Amid an exodus of executives since Chief Executive Officer Maria Ramos took over in 2009, Absa has slowed lending. Unlike FirstRand Ltd. (FSR) and Standard Bank Group Ltd. (SBK), Absa hasn’t expanded in Africa and is still integrating its African operations seven years after Barclays took a stake. Barclays CEO Robert Diamond, who saw African expansion as a way to boost returns, resigned July 3 after the U.K. bank was fined for attempting to manipulate the London interbank offered rate.

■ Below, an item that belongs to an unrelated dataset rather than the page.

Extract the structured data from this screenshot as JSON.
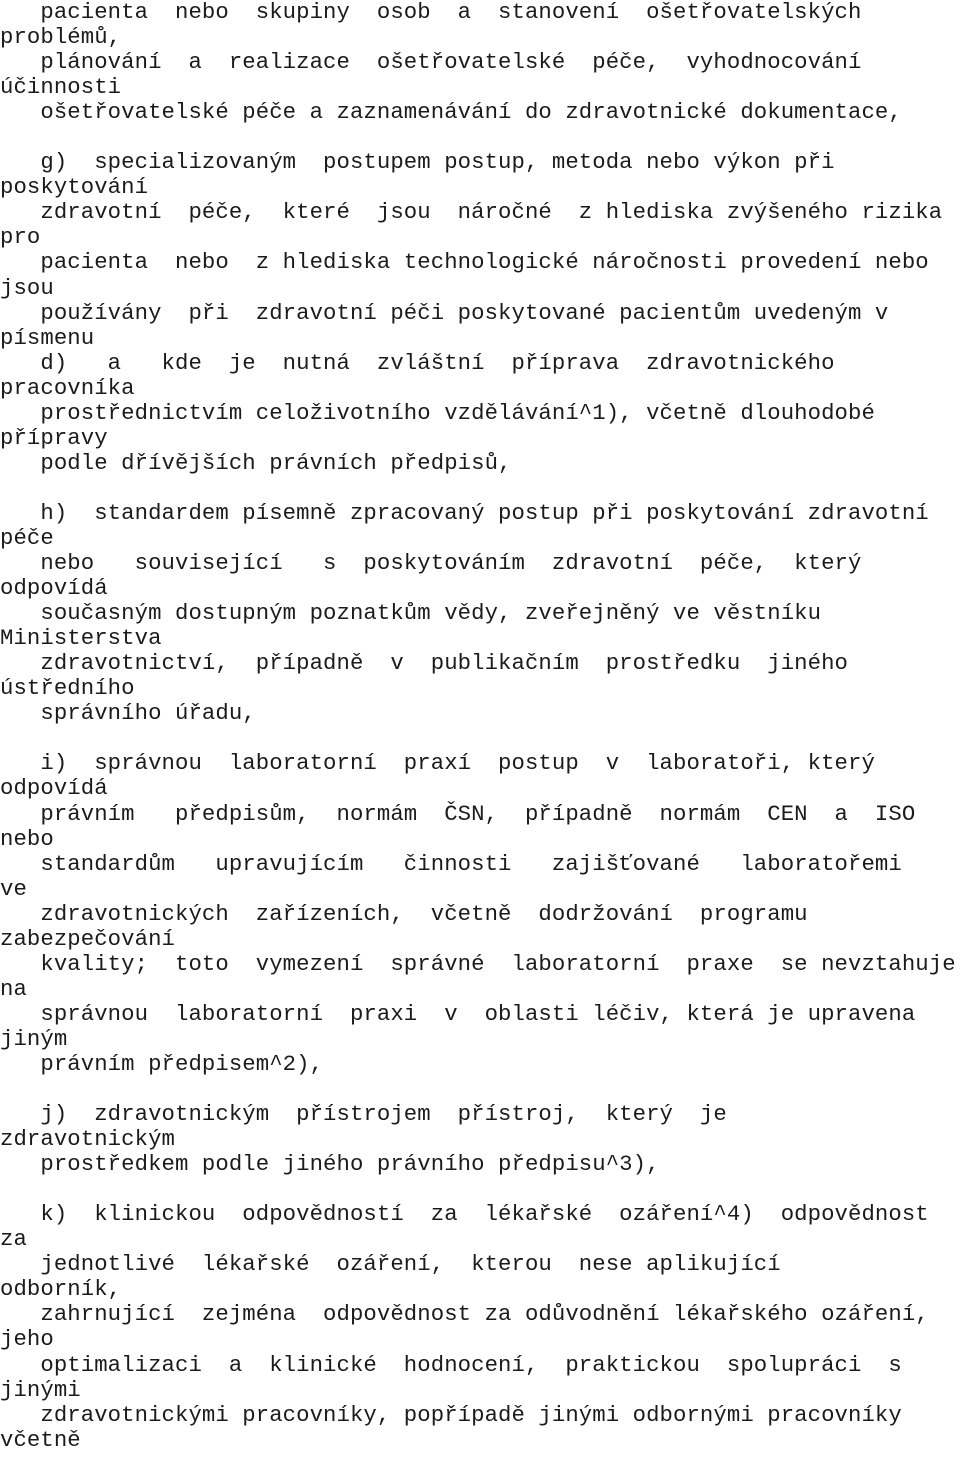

Net interest income rose 2 percent to 11.9 billion rand, and the bank raised its dividend by 7.9 percent to 3.15 rand a share. Its return on equity decreased to 13.8 percent, which is above its cost of equity, from 16.2 percent.
“Pre-provisioning results were in-line with expectation, and the 8 percent increase in dividend will come as some relief to shareholders,” Greg Saffy, banks analyst at RMB Morgan Stanley in Johannesburg, said in an e-mailed response to questions today.
South Africa’s 50 basis-point interest rate cut this month will cost Absa about 190 million rand in income, Finance Director David Hodnett, said on the same call. Cost cutting will continue, Ramos said, with “the bulk” of the impact on staff coming in the form of natural attrition rather than job cuts.
“With moderate economic growth, Absa’s credit-loss ratio is expected to be in the region of 1.4 percent in 2012,” Absa said. “Revenue growth is likely to remain subdued this year. There are signs that consumers are starting to take strain.”
Absa is the only lender on the six-member FTSE/JSE Africa Banks Index (JBNKS) to decline this year, dropping 1 percent. The index is up 21 percent. Absa rose 3 percent to 139.70 rand by the close in Johannesburg, while the index jumped 3.1 percent.